To a spokesman for the machine tool industry has been attributed a statement that the only modern machines are those built after 1946; most others are pre-1935 vintage, he said.
With all respect to the improvements made in new model machine tools it is obvious to anyone with a working knowledge of both the very latest types and those built during the past ten years, that the statement is somewhat exaggerated.
The manufacturer cannot be blamed for his pride in his new models; but except for improvements in automatic equipment (controls) and in general appearance, the average 1950 model is fundamentally the same as machines which have been in operation for a number of years.

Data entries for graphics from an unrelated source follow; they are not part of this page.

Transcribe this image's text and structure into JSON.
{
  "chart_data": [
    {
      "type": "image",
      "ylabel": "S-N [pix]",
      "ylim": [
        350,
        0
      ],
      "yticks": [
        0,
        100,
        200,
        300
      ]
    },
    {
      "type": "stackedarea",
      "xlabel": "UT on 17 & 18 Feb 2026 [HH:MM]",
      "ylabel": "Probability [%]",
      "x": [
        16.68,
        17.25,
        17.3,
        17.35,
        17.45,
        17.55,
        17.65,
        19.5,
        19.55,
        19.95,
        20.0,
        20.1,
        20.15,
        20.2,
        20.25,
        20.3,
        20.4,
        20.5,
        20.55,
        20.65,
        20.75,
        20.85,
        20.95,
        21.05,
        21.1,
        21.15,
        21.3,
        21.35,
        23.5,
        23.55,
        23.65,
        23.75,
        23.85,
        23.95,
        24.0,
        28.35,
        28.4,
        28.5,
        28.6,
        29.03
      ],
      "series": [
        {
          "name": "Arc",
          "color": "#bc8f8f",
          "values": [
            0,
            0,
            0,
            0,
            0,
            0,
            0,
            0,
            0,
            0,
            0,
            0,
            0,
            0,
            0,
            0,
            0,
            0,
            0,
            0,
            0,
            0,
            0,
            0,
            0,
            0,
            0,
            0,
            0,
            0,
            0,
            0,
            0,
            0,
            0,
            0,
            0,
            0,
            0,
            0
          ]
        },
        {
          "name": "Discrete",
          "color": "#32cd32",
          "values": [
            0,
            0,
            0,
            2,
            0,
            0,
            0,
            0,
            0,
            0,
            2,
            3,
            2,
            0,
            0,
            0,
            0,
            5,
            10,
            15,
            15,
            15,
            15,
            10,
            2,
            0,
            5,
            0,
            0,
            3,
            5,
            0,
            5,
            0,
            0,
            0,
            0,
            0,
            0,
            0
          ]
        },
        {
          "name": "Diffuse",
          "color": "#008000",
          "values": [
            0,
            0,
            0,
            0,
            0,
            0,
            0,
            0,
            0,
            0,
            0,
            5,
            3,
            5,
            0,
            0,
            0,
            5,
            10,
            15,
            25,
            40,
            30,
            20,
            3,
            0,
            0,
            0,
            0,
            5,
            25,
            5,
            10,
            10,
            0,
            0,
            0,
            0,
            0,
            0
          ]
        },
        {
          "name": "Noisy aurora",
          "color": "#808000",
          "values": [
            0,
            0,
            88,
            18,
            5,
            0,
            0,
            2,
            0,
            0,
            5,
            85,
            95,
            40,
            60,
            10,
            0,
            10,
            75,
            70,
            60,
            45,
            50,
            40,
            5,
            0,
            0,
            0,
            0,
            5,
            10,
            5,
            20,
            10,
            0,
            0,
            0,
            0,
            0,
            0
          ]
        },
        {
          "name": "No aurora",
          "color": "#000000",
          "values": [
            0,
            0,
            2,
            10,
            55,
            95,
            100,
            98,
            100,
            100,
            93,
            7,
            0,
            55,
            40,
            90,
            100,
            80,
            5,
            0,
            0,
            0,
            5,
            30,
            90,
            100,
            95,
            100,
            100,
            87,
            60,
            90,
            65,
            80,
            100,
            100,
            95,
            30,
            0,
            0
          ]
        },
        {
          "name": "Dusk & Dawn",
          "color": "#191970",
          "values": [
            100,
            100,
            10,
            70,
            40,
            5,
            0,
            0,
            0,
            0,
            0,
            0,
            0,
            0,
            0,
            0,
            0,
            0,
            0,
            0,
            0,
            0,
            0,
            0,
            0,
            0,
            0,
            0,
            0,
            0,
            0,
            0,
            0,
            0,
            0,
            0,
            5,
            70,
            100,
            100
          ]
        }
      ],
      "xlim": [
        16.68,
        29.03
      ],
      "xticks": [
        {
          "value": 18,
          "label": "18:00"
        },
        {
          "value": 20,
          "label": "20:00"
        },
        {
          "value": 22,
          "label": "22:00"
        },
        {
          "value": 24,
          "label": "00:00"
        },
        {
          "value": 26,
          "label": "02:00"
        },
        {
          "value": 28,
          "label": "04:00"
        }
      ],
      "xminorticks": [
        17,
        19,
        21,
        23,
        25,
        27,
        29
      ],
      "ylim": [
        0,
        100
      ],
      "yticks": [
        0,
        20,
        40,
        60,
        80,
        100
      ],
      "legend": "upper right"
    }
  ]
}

There is no need for manufacturers to cast aspersions on their last year’s models. You don’t catch General Motors (conceded to be smart merchandisers) talking about how quaint the 1935 Cadillac has become. Not on your life. They spend part of each year’s advertising appropriation telling how many of the 1935 models are still providing good service.
Our daily contacts are with people who buy and sell surplus industrial equipment. Their stock in trade is a practical knowledge of the difference between the current model machines and those which were built previously. When dealers select surplus machines for their stock, they must automatically eliminate those machines which are obsolete or which cannot be modernized economically.
Such dealers recognize the wisdom recently demonstrated by a steel mill which had in its plant a large machine tool which was 40 years old. To replace this tool would have meant an investment of $250,000. For a fraction of this amount, the enterprising management had the machine rebuilt and modernized by a dealer. Nine out of ten plant managers would have considered a forty-year-old machine a number one candidate for a historical museum, but not this Johnny-on-the- spot. He saved his firm nearly $200,000 in one crack.
Contrast this with the decision of another plant which was offered a 1940 model 60-inch lathe by a different dealer. Although the machine was almost identical with the latest model and was offered at only 60% of new cost, the buyer turned it down on the basis of age alone. He had been foolishly instructed to buy a machine built in 1944 or later.
These two extreme examples demonstrate the sound business practice of purchasing serviceable plant equipment which has been used in prior operations.
The fact that there are thousands of machines in various categories transplanted every month from one shop to another through the screening process of dealers and rebuilders proves that there are many plant operators in agreement with the steel mill manager mentioned above . . . that there are years of efficient operation built into well-constructed American machinery . . . and that the saving in capital investment more than offsets the lack of chromium-plated streamlining.
“Vintage” appropriately applies to wine and antiques—not to serviceable machinery. The unused potential in a machine which has had the average amount of care is unlimited, regardless of its age.